2009-10-19 10:03:42

by Tim Blechmann

[permalink] [raw]
Subject: [PATCH] perf stat: add branch performance counters to default

not sure, whether there is any reason, why the branch performance
counters are not enabled by default.
personally, i would find it quite useful, though

--

this patch adds performance counter information about branches and
branch misses to the default output of perf stat.

Signed-off-by: Tim Blechmann <[email protected]>
---
tools/perf/builtin-stat.c | 2 ++
1 files changed, 2 insertions(+), 0 deletions(-)



Attachments:
0001-perf-stat-add-branch-performance-counters-to-default.patch (615.00 B)
signature.asc (197.00 B)
OpenPGP digital signature
Download all attachments

2009-10-19 11:23:09

by Ingo Molnar

[permalink] [raw]
Subject: Re: [PATCH] perf stat: add branch performance counters to default


* Tim Blechmann <[email protected]> wrote:

> not sure, whether there is any reason, why the branch performance
> counters are not enabled by default. personally, i would find it quite
> useful, though

yeah, i find it useful too. The main reason is that most of the systems
out there have like 2 freely defined events. Only Nehalem and i think
Power7 has more.

OTOH ... maybe we should just do it, as most measurement and tuning is
done on modern hardware. I'll try your patch in the perf tree - if too
many people complain we will undo it.

Ingo

2009-10-19 11:43:17

by Ingo Molnar

[permalink] [raw]
Subject: Re: [PATCH] perf stat: add branch performance counters to default


btw., your patch was somewhat whitespace damaged (see
Documentation/email-clients.txt).

I fixed it up manually - please double check latest -tip whether it's
working all fine for you:

http://people.redhat.com/mingo/tip.git/README

Thanks,

Ingo

2009-10-19 11:48:00

by Tim Blechmann

[permalink] [raw]
Subject: [tip:perf/core] perf stat: Add branch performance events to default output

Commit-ID: 12133afffcc7140eea915b1572189a2ea0cf7b0e
Gitweb: http://git.kernel.org/tip/12133afffcc7140eea915b1572189a2ea0cf7b0e
Author: Tim Blechmann <[email protected]>
AuthorDate: Mon, 19 Oct 2009 12:03:33 +0200
Committer: Ingo Molnar <[email protected]>
CommitDate: Mon, 19 Oct 2009 13:26:42 +0200

perf stat: Add branch performance events to default output

Adds performance event information about branches
and branch misses to the default output of perf stat.

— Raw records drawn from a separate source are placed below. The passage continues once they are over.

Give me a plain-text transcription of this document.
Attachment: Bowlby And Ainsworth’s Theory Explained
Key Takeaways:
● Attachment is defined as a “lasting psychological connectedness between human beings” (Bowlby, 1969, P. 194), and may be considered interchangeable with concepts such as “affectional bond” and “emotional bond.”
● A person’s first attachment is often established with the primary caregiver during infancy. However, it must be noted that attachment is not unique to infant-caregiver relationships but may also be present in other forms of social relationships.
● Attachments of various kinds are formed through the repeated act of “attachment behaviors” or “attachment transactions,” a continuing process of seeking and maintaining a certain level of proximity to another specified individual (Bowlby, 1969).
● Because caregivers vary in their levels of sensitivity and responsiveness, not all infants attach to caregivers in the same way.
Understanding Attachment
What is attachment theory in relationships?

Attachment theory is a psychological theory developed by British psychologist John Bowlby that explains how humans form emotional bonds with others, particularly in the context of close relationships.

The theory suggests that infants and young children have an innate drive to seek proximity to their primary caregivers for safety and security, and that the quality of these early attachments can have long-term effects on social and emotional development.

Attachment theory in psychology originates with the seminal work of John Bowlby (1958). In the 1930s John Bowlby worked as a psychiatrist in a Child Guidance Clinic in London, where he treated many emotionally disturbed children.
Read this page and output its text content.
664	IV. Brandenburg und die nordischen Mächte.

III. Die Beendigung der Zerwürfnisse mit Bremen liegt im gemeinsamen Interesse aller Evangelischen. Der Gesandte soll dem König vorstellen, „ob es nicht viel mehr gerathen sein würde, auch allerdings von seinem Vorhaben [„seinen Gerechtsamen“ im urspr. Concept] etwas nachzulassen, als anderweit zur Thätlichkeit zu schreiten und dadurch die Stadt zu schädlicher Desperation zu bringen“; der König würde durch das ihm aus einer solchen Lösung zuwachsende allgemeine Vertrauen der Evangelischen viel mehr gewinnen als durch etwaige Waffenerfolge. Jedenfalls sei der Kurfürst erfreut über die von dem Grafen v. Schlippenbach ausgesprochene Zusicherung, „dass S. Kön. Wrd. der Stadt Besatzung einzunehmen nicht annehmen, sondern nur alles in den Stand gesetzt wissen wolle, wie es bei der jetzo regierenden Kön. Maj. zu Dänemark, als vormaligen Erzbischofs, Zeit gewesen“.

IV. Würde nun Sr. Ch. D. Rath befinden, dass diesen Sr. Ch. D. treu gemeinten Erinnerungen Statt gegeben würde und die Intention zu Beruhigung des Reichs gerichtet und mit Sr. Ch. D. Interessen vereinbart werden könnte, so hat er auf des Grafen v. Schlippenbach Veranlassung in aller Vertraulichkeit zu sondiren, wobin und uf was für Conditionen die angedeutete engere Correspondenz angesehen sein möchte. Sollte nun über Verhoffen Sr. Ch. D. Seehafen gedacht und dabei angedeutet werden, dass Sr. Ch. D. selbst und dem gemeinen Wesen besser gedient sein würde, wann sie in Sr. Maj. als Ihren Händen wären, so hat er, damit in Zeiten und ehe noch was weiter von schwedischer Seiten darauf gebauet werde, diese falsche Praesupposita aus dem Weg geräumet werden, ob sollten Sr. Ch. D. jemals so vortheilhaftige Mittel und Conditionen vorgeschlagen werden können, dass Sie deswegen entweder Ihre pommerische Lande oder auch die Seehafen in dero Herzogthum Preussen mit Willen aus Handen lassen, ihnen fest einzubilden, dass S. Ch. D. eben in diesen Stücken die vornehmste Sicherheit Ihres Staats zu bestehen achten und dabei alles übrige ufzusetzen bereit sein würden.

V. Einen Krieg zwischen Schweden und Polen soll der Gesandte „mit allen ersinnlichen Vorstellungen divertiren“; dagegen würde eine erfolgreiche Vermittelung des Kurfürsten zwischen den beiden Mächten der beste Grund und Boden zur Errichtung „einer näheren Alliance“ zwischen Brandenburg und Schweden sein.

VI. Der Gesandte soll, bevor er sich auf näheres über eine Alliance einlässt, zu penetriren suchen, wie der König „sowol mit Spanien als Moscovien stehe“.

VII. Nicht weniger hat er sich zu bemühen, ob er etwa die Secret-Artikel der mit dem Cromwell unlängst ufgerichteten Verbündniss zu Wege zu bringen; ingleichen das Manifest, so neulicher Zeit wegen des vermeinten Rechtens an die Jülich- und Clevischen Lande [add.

Signed-off-by: Tim Blechmann <[email protected]>
Cc: Paul Mackerras <[email protected]>
Cc: Peter Zijlstra <[email protected]>
LKML-Reference: <[email protected]>
Signed-off-by: Ingo Molnar <[email protected]>
---
tools/perf/builtin-stat.c | 2 ++
1 files changed, 2 insertions(+), 0 deletions(-)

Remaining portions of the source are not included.